Porsche adds a squeeze of citrus effervescence and innovation to create Lime Gold, which was chosen as a launch color for the 2013 Porsche Boxster featured predominantly both in printed marketing materials and in Porsche’s web-special online; the color is also optional on the 911 Carrera. It’s worth noting that manufacturers carefully consider which colors are chosen to spotlight new models at launch as they make that very important first impression; it can also be an opportune time to test interest in new colors and paint technologies before determining whether to make them more widely available across the range.
Porsche has also been instrumental in seeding the brown trend - as reported by my colleague Brett Berk for Yahoo Motors - and together with its new adventures in “greenland,” the mark is revisiting color as a sensory means of asserting its design leadership. Iconic use of color is nothing new for Porsche, just take a look at the red, yellow, green and orange 911’s of the 60s and 70s. Now it is widely speculated that Porsche is readying a new-generation 911 Targa that will bring back its signature stainless steel roll bar and removable roof panel it lost in the late 80s. A 2015 Porsche Carrera Targa in Lime Gold? Just the thought makes me happy.
Why the green light? When the fever finally broke for fifty shades of grey – meaning the silver and charcoal hues that dominated car sales for the past two decades – white took its place, becoming the #1 car color (both in the United States and around the world) for the first time in 2012. White conveys purity, reflecting our hopes for a cleaner, greener environment.
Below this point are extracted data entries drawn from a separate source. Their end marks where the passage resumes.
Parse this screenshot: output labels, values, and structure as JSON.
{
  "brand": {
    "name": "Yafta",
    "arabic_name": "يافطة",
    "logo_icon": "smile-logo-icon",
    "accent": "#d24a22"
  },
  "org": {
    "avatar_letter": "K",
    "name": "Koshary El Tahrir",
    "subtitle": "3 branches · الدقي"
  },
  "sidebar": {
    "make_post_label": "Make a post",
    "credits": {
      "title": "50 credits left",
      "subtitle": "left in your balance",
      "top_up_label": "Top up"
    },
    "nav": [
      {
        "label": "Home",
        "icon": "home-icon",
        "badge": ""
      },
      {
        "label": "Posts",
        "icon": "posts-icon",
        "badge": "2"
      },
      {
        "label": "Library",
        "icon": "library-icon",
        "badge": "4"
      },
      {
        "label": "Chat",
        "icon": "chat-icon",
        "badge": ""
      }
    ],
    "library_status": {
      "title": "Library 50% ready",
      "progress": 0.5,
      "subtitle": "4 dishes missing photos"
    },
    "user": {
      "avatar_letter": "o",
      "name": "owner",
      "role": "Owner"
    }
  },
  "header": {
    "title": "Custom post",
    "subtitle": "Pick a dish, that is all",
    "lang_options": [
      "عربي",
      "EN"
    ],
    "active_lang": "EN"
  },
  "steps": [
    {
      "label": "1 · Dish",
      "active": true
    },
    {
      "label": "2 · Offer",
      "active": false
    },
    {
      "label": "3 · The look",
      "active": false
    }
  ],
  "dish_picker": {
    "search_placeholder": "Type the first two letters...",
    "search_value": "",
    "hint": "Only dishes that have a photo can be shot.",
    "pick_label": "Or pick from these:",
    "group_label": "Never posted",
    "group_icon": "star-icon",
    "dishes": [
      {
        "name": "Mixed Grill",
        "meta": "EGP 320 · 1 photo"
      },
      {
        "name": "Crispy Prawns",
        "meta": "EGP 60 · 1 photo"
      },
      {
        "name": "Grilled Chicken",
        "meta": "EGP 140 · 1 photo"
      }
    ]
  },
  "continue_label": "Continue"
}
True green, of course, is the genuine article.
Sandy McGill, Lead Designer at BMW Group DesignworksUSA,
explains that green’s comeback signals a shift in our cultural
attitudes. “Like brown, green is a more liberal, progressive color that
reflects the times we are living in, and is more experimental in terms of
psychology than a generally conservative color such as blue. Plus
in automotive we’re moving towards new fuel technologies and new ideas of
mobility, and green further conveys this innovative, out of the box mindset,”
Smaller, more economical cars and compact SUV’s are a big part of what’s driving this trend upmarket both to larger cars, and to more expensive cars. “It’s a trickle-up effect,” says McGill, “because the more color you see on the road with the smaller cars, the more people are going to want color for larger cars.”
At BMW customers can choose from four different shades of green on a special order basis - Java Green, Malachit Green, Oxford Green and Fir Tree Green – available on the 3, 5, 6, and 7-Series, as well as the Z4 Roadster.
I frequently spot the Toyota Prius in Sea Glass Pearl, and while there aren’t so many Ford Fiestas in Los Angeles, many that I’ve seen are Lime Squeeze. Fiat’s 500 is offered in three distinct shades: Verde Oliva (Olive Green) conveys luxury; Verde Azurro, which is really more blue than green, feels playful yet modern; and the non-metallic Verde Chiaro is reminiscent of avocado-colored kitchens and appliances from the 70s. About a third of the Kia Souls I see are “Alien” (no-kidding), and the Hyundai Tucson featured for past two seasons on “The Walking Dead,” although it may be hard to discern due to the grime, blood and zombie entrails - is Kiwi Green.
“Green can be an expression of nature or, if a more acidic tone, it can be radioactive and chemical. Likewise it can be conservative or Avant Garde,” says McGill, noting green’s versatility to convey a range of aesthetics and emotions depending upon its chosen shade and hue.